Investigating the Quality of DermaMNIST and Fitzpatrick17k Dermatological Image Datasets

Explore at:
Dataset updated
Jul 14, 2024
Dataset provided by
Jain, Aditi
Hamarneh, Ghassan
Abhishek, Kumar
License

Attribution 4.0 (CC BY 4.0)https://creativecommons.org/licenses/by/4.0/
License information was derived automatically

Description

Abstract

The remarkable progress of deep learning in dermatological tasks has brought us closer to achieving diagnostic accuracies comparable to those of human experts. However, while large datasets play a crucial role in the development of reliable deep neural network models, the quality of data therein and their correct usage are of paramount importance. Several factors can impact data quality, such as the presence of duplicates, data leakage across train-test partitions, mislabeled images, and the absence of a well-defined test partition. In this paper, we conduct meticulous analyses of three popular dermatological image datasets: DermaMNIST, its source HAM10000, and Fitzpatrick17k, uncovering these data quality issues, measure the effects of these problems on the benchmark results, and propose corrections to the datasets.

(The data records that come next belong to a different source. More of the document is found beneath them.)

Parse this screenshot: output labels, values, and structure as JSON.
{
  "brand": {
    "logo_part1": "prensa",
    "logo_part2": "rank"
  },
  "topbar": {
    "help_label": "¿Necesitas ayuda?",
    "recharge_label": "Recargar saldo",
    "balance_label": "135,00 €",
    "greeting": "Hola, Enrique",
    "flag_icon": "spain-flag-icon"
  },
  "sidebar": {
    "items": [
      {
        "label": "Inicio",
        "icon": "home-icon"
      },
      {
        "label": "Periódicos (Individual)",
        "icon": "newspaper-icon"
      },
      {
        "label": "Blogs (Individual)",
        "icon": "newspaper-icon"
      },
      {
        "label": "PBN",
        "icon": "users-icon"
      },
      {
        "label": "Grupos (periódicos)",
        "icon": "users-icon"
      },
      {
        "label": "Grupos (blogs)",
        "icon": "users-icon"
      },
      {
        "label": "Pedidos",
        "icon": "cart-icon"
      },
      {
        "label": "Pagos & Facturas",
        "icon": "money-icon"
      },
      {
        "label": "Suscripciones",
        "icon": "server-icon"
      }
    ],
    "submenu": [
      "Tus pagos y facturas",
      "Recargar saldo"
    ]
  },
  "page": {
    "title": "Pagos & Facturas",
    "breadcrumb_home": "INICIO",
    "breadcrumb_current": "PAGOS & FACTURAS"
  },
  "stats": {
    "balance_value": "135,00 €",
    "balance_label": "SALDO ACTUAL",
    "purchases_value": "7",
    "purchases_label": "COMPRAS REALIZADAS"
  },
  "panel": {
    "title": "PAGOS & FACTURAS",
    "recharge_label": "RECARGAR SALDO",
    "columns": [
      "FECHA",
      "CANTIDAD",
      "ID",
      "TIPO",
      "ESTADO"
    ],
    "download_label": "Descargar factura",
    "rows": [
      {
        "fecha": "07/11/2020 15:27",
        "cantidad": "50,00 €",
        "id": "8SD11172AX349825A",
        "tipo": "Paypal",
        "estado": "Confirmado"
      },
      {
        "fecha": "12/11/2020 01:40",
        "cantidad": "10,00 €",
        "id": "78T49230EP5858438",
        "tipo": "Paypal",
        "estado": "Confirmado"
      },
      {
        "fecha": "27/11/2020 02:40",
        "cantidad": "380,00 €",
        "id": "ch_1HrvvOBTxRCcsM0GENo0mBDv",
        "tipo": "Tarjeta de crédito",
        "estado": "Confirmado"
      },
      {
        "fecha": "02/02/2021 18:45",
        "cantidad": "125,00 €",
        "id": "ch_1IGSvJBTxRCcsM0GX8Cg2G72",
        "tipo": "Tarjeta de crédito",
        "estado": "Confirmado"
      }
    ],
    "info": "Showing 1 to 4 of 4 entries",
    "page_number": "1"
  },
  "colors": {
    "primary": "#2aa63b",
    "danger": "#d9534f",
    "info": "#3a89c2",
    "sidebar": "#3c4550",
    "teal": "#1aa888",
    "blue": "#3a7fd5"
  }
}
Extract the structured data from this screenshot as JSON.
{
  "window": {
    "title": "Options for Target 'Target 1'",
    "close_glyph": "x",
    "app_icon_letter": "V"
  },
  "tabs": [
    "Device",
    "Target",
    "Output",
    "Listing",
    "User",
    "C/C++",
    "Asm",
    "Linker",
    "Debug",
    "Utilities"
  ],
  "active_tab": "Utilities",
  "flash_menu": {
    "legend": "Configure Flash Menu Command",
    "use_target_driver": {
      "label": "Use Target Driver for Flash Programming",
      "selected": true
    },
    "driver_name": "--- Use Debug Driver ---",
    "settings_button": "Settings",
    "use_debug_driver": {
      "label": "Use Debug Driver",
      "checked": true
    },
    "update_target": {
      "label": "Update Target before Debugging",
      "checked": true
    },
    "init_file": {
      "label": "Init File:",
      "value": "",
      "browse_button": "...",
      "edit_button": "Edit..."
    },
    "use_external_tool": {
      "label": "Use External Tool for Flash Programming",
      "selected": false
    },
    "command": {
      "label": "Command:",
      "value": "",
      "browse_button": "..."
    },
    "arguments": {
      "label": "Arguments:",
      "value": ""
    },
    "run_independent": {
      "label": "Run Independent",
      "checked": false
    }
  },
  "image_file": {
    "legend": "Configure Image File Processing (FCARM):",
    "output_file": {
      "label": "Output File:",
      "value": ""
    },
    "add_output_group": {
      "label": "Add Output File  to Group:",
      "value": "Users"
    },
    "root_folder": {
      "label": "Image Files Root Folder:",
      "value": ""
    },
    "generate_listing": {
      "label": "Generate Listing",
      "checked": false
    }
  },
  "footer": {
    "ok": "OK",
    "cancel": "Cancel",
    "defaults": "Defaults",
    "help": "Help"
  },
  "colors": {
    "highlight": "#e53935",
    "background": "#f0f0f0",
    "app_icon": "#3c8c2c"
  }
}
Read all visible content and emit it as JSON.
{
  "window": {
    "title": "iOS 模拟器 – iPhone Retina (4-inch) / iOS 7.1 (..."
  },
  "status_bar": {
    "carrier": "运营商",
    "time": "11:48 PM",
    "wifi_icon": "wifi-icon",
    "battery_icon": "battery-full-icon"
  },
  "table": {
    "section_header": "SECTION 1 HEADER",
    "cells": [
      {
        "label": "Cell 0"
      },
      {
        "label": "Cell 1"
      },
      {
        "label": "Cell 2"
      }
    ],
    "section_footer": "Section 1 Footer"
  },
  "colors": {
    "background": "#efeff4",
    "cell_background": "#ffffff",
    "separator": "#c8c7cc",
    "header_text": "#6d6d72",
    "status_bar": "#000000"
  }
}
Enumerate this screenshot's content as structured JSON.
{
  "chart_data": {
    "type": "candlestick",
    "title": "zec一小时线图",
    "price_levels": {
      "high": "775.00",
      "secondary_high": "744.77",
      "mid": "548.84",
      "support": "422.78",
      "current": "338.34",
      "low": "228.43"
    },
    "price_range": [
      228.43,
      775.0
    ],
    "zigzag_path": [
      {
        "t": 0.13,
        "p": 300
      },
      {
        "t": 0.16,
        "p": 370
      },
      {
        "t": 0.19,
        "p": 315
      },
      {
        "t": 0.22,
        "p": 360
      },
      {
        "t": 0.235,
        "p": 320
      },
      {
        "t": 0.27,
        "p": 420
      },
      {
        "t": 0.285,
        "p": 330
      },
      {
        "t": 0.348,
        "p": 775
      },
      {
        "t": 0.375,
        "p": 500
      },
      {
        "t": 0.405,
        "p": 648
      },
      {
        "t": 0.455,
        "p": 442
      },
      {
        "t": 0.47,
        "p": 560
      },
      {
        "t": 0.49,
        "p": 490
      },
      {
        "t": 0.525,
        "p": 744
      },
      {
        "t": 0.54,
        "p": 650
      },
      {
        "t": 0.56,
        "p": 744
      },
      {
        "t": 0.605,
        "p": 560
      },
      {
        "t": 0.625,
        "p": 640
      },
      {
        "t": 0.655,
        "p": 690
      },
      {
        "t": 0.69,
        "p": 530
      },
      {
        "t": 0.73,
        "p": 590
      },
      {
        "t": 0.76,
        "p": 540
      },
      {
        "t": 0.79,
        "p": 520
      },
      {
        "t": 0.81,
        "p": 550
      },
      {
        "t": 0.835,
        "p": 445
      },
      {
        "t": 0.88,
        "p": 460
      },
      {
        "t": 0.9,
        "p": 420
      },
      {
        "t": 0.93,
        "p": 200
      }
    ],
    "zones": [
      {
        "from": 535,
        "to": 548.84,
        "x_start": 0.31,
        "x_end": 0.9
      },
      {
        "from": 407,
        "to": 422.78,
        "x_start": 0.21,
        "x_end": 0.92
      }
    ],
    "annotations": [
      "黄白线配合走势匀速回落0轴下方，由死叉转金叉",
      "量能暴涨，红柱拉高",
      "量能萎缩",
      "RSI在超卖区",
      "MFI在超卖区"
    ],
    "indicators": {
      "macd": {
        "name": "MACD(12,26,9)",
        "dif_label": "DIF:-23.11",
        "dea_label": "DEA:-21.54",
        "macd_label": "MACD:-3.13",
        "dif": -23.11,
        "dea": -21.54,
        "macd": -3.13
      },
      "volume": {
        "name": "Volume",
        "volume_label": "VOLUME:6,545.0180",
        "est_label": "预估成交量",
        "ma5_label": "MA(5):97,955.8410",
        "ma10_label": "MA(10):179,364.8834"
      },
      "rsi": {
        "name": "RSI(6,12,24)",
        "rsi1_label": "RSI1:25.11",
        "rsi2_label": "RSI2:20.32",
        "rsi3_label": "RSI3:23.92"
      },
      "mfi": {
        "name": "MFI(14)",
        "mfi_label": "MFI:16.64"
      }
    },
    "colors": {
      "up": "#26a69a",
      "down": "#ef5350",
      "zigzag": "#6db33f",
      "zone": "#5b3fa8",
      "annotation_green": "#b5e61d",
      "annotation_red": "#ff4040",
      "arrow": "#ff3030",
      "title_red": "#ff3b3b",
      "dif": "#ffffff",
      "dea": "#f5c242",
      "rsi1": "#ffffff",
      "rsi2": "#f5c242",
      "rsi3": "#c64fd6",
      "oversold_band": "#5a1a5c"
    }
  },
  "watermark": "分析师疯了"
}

Besides ensuring the reproducibility of our analysis, by making our analysis pipeline and the accompanying code publicly available, we aim to encourage similar explorations and to facilitate the identification and addressing of potential data quality issues in other large datasets.

Citation

If you find this project useful or if you use our newly proposed datasets and/or our analyses, please cite our paper.

Kumar Abhishek, Aditi Jain, Ghassan Hamarneh. "Investigating the Quality of DermaMNIST and Fitzpatrick17k Dermatological Image Datasets". arXiv preprint arXiv:2401.14497, 2024. DOI: 10.48550/ARXIV.2401.14497.

The corresponding BibTeX entry is:

@article{abhishek2024investigating, title={Investigating the Quality of {DermaMNIST} and {Fitzpatrick17k} Dermatological Image Datasets}, author={Abhishek, Kumar and Jain, Aditi and Hamarneh, Ghassan}, journal={arXiv preprint arXiv:2401.14497}, doi = {10.48550/ARXIV.2401.14497}, url = {https://arxiv.org/abs/2401.14497}, year={2024}}

Project Website

The results of the analysis, including the visualizations, are available on the project website: https://derm.cs.sfu.ca/critique/.

Code

The accompanying code for this project is hosted on GitHub at https://github.com/kakumarabhishek/Corrected-Skin-Image-Datasets.

License

The metadata files (DermaMNIST-C.csv, DermaMNIST-E.csv, Fitzpatrick17k_DiagnosisMapping.xlsx,Fitzpatrick17k-C.csv) contained in this repository are licensed under the Creative Commons Attribution 4.0 International (CC BY 4.0) License.

The NPZ files associated with DermaMNIST-C (dermamnist_corrected_28.npz, dermamnist_corrected_224.npz) and DermaMNIST-E (dermamnist_extended_28.npz, dermamnist_extended_224.npz) contained in this repository are licensed under the Creative Commons Attribution-NonCommercial 4.0 International (CC BY-NC 4.0) License.

The code hosted on GitHub is licensed under the Apache License 2.0.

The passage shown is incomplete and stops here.